Political pressure by L.A. District 11 Councilman and Lincoln Place supporter Bill Rosendahl brought AIMCO to negotiate an amended settlement deal with existing Lincoln Place tenants to come up with a more reasonable plan to preserve their tenancies and at least some portion of the now-historically designated Lincoln Place complex. Most of the deal was completed in the first week of November 2005, and as the details of the deal were being negotiated, AIMCO called off the L.A. sheriffs from locking tenants out.

However, AIMCO continued to stall on the final details while it waited for the State of California to rule on whether or not the historical designation of Lincoln Place would become permanent. The moment that the state ruled that the historic designation was in fact permanent, AIMCO broke off all negotiations and has since refused to come back to the table. AIMCO then asked the sheriffs to continue the evictions. On December 6 -- during a cold spell in Los Angeles -- the sheriffs locked out 52 households of Lincoln Place, which included more than 60 adults and more than 20 children. Six more households were locked out the following week. AIMCO has also said that it will prosecute any evicted tenant who returns to the property.

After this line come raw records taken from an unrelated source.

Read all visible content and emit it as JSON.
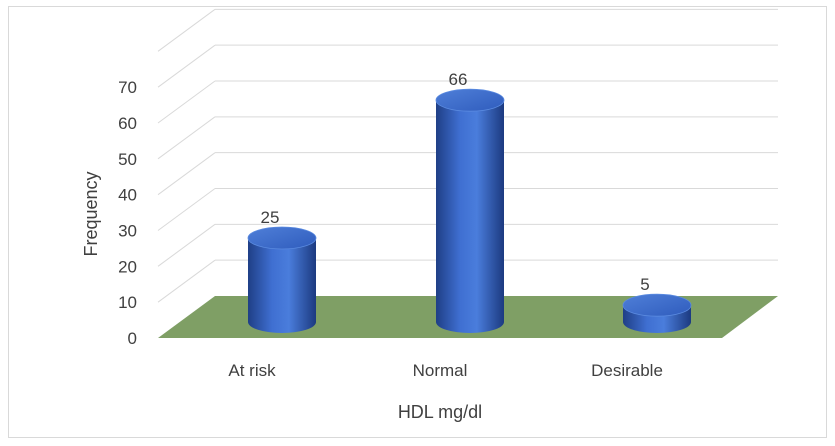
{
  "chart_data": {
    "type": "bar",
    "style": "3d-cylinder",
    "categories": [
      "At risk",
      "Normal",
      "Desirable"
    ],
    "values": [
      25,
      66,
      5
    ],
    "data_labels": [
      "25",
      "66",
      "5"
    ],
    "title": "",
    "xlabel": "HDL mg/dl",
    "ylabel": "Frequency",
    "ylim": [
      0,
      70
    ],
    "yticks": [
      "0",
      "10",
      "20",
      "30",
      "40",
      "50",
      "60",
      "70"
    ],
    "grid": true,
    "legend": "none",
    "colors": {
      "bar": "#4472c4",
      "floor": "#7f9f65",
      "grid": "#d9d9d9",
      "text": "#404040"
    }
  }
}
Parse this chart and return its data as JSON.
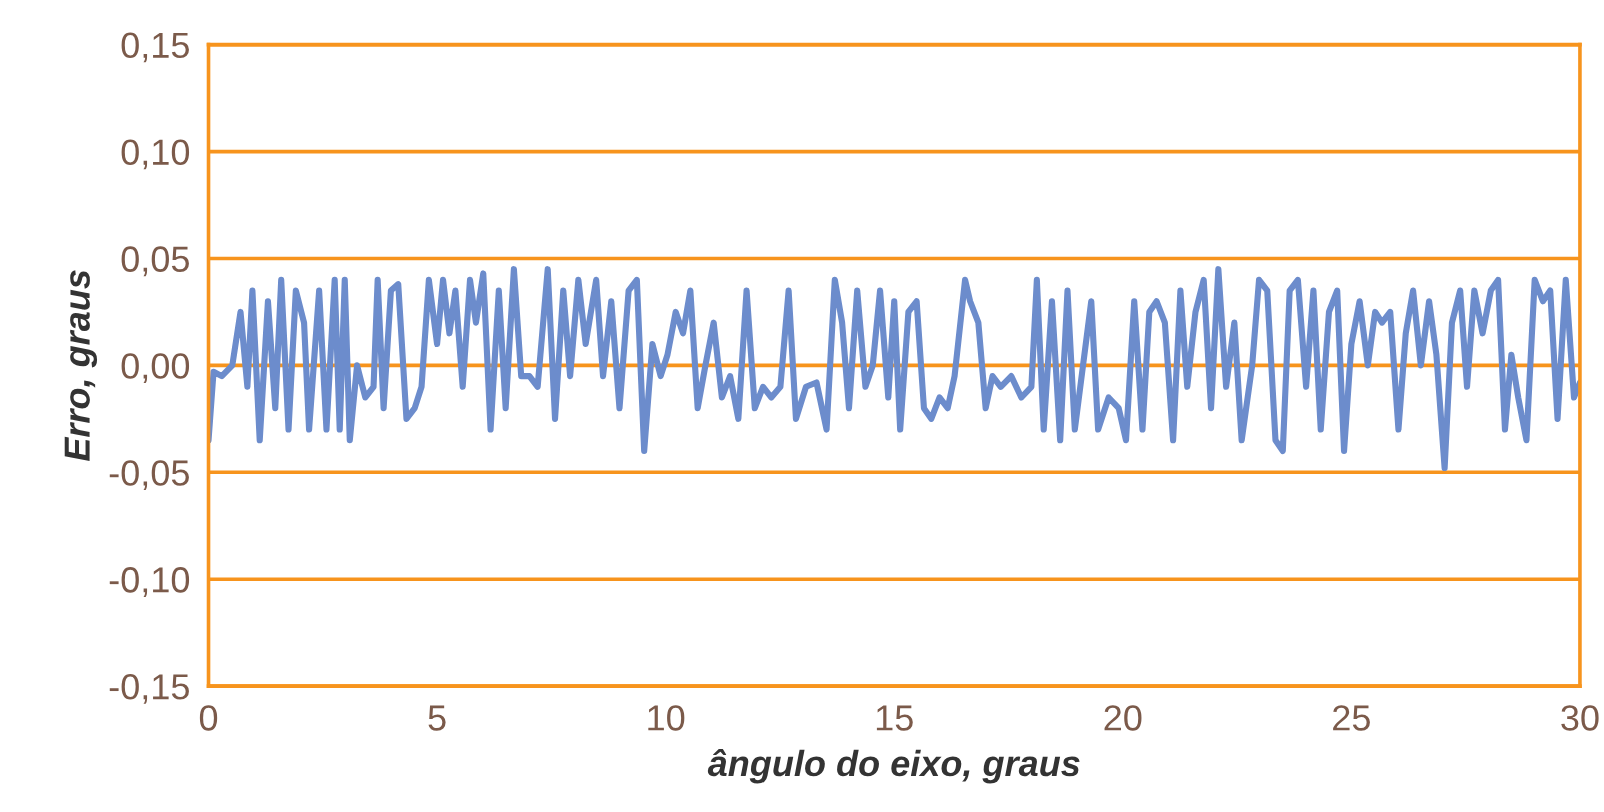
{
  "chart_data": {
    "type": "line",
    "xlabel": "ângulo do eixo, graus",
    "ylabel": "Erro, graus",
    "xlim": [
      0,
      30
    ],
    "xticks": [
      0,
      5,
      10,
      15,
      20,
      25,
      30
    ],
    "ylim": [
      -0.15,
      0.15
    ],
    "yticks": [
      {
        "value": -0.15,
        "label": "-0,15"
      },
      {
        "value": -0.1,
        "label": "-0,10"
      },
      {
        "value": -0.05,
        "label": "-0,05"
      },
      {
        "value": 0,
        "label": "0,00"
      },
      {
        "value": 0.05,
        "label": "0,05"
      },
      {
        "value": 0.1,
        "label": "0,10"
      },
      {
        "value": 0.15,
        "label": "0,15"
      }
    ],
    "grid": "y",
    "legend": false,
    "marker": "none",
    "line_style": "solid",
    "series": [
      {
        "color": "#6c8ccc",
        "x": [
          0,
          0.11,
          0.29,
          0.52,
          0.7,
          0.85,
          0.96,
          1.12,
          1.3,
          1.46,
          1.59,
          1.75,
          1.91,
          2.09,
          2.2,
          2.42,
          2.58,
          2.76,
          2.87,
          2.98,
          3.09,
          3.25,
          3.43,
          3.61,
          3.7,
          3.83,
          3.99,
          4.15,
          4.33,
          4.51,
          4.66,
          4.82,
          5.0,
          5.13,
          5.27,
          5.4,
          5.56,
          5.72,
          5.85,
          6.01,
          6.17,
          6.35,
          6.5,
          6.68,
          6.84,
          7.02,
          7.2,
          7.42,
          7.58,
          7.76,
          7.91,
          8.09,
          8.25,
          8.48,
          8.63,
          8.81,
          8.99,
          9.19,
          9.37,
          9.53,
          9.71,
          9.89,
          10.04,
          10.22,
          10.38,
          10.54,
          10.7,
          10.87,
          11.05,
          11.23,
          11.41,
          11.59,
          11.77,
          11.95,
          12.13,
          12.31,
          12.51,
          12.69,
          12.85,
          13.07,
          13.3,
          13.52,
          13.7,
          13.86,
          14.01,
          14.19,
          14.37,
          14.53,
          14.69,
          14.87,
          15.0,
          15.13,
          15.31,
          15.49,
          15.65,
          15.81,
          15.99,
          16.17,
          16.32,
          16.55,
          16.66,
          16.84,
          17.0,
          17.15,
          17.33,
          17.56,
          17.78,
          18.0,
          18.12,
          18.27,
          18.45,
          18.63,
          18.79,
          18.95,
          19.13,
          19.31,
          19.46,
          19.69,
          19.91,
          20.07,
          20.25,
          20.43,
          20.58,
          20.74,
          20.92,
          21.1,
          21.26,
          21.41,
          21.59,
          21.77,
          21.93,
          22.09,
          22.26,
          22.44,
          22.6,
          22.83,
          22.98,
          23.16,
          23.34,
          23.5,
          23.65,
          23.83,
          24.01,
          24.17,
          24.33,
          24.51,
          24.69,
          24.84,
          25.0,
          25.18,
          25.36,
          25.52,
          25.67,
          25.85,
          26.03,
          26.19,
          26.35,
          26.52,
          26.7,
          26.86,
          27.04,
          27.2,
          27.38,
          27.53,
          27.69,
          27.87,
          28.05,
          28.21,
          28.36,
          28.5,
          28.65,
          28.83,
          29.01,
          29.19,
          29.35,
          29.51,
          29.69,
          29.87,
          30.0
        ],
        "values": [
          -0.035,
          -0.003,
          -0.005,
          0.0,
          0.025,
          -0.01,
          0.035,
          -0.035,
          0.03,
          -0.02,
          0.04,
          -0.03,
          0.035,
          0.02,
          -0.03,
          0.035,
          -0.03,
          0.04,
          -0.03,
          0.04,
          -0.035,
          0.0,
          -0.015,
          -0.01,
          0.04,
          -0.02,
          0.035,
          0.038,
          -0.025,
          -0.02,
          -0.01,
          0.04,
          0.01,
          0.04,
          0.015,
          0.035,
          -0.01,
          0.04,
          0.02,
          0.043,
          -0.03,
          0.035,
          -0.02,
          0.045,
          -0.005,
          -0.005,
          -0.01,
          0.045,
          -0.025,
          0.035,
          -0.005,
          0.04,
          0.01,
          0.04,
          -0.005,
          0.03,
          -0.02,
          0.035,
          0.04,
          -0.04,
          0.01,
          -0.005,
          0.005,
          0.025,
          0.015,
          0.035,
          -0.02,
          0.0,
          0.02,
          -0.015,
          -0.005,
          -0.025,
          0.035,
          -0.02,
          -0.01,
          -0.015,
          -0.01,
          0.035,
          -0.025,
          -0.01,
          -0.008,
          -0.03,
          0.04,
          0.02,
          -0.02,
          0.035,
          -0.01,
          0.0,
          0.035,
          -0.015,
          0.03,
          -0.03,
          0.025,
          0.03,
          -0.02,
          -0.025,
          -0.015,
          -0.02,
          -0.005,
          0.04,
          0.03,
          0.02,
          -0.02,
          -0.005,
          -0.01,
          -0.005,
          -0.015,
          -0.01,
          0.04,
          -0.03,
          0.03,
          -0.035,
          0.035,
          -0.03,
          0.0,
          0.03,
          -0.03,
          -0.015,
          -0.02,
          -0.035,
          0.03,
          -0.03,
          0.025,
          0.03,
          0.02,
          -0.035,
          0.035,
          -0.01,
          0.025,
          0.04,
          -0.02,
          0.045,
          -0.01,
          0.02,
          -0.035,
          0.0,
          0.04,
          0.035,
          -0.035,
          -0.04,
          0.035,
          0.04,
          -0.01,
          0.035,
          -0.03,
          0.025,
          0.035,
          -0.04,
          0.01,
          0.03,
          0.0,
          0.025,
          0.02,
          0.025,
          -0.03,
          0.015,
          0.035,
          0.0,
          0.03,
          0.005,
          -0.048,
          0.02,
          0.035,
          -0.01,
          0.035,
          0.015,
          0.035,
          0.04,
          -0.03,
          0.005,
          -0.015,
          -0.035,
          0.04,
          0.03,
          0.035,
          -0.025,
          0.04,
          -0.015,
          -0.008
        ]
      }
    ]
  }
}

Another Round of Negotiations -- And AIMCO Backs Out Again

After the first round of lockouts in December, the only Lincoln Place tenants to remain on the property are senior citizens and disabled tenants, who by law were allowed one year from the date of receiving the eviction notice to relocate. But the December lockouts caught the attention of the community, media, and local officials, and in March 2006 the eviction of the last remaining tenants was put on hold while mediation talks began between AIMCO, the tenants, local preservationists, the City of Los Angeles, and the community at large.

In the meantime, AIMCO sued the California State Historical Commission, which had granted Lincoln Place historical status in 2005 and confirmed this status in November 2005, to force the Commission to revoke its decision and rehear the matter. On May 5, 2006, the commission again determined that Lincoln Place indeed deserved its historical status. At that point, AIMCO backed out of the mediation talks, refusing to engage further in a process that had been painstakingly brokered by local officials and the community.

What Will Be the Fate of Lincoln Place?

AIMCO has deceived the public by claiming that tenants have turned down AIMCO's "deals" to remain at Lincoln Place, when in fact it was AIMCO who has walked away from negotiations -- twice -- and who has refused to come back to the negotiating table even though repeatedly requested to do so by the tenants' counsel, the Grass Roots Venice Neighborhood Council, L.A. Councilman Bill Rosendahl, and L.A. Mayor Antonio Villaraigosa. By breaking off negotiations and evicting the tenants of Lincoln Place in total disregard of their initial promise to the City of Los Angeles not to do so, AIMCO is attempting to hold us hostage in order to extract even greater concessions from the City of Los Angeles for its latest redevelopment plans, which it refuses to divulge to this day.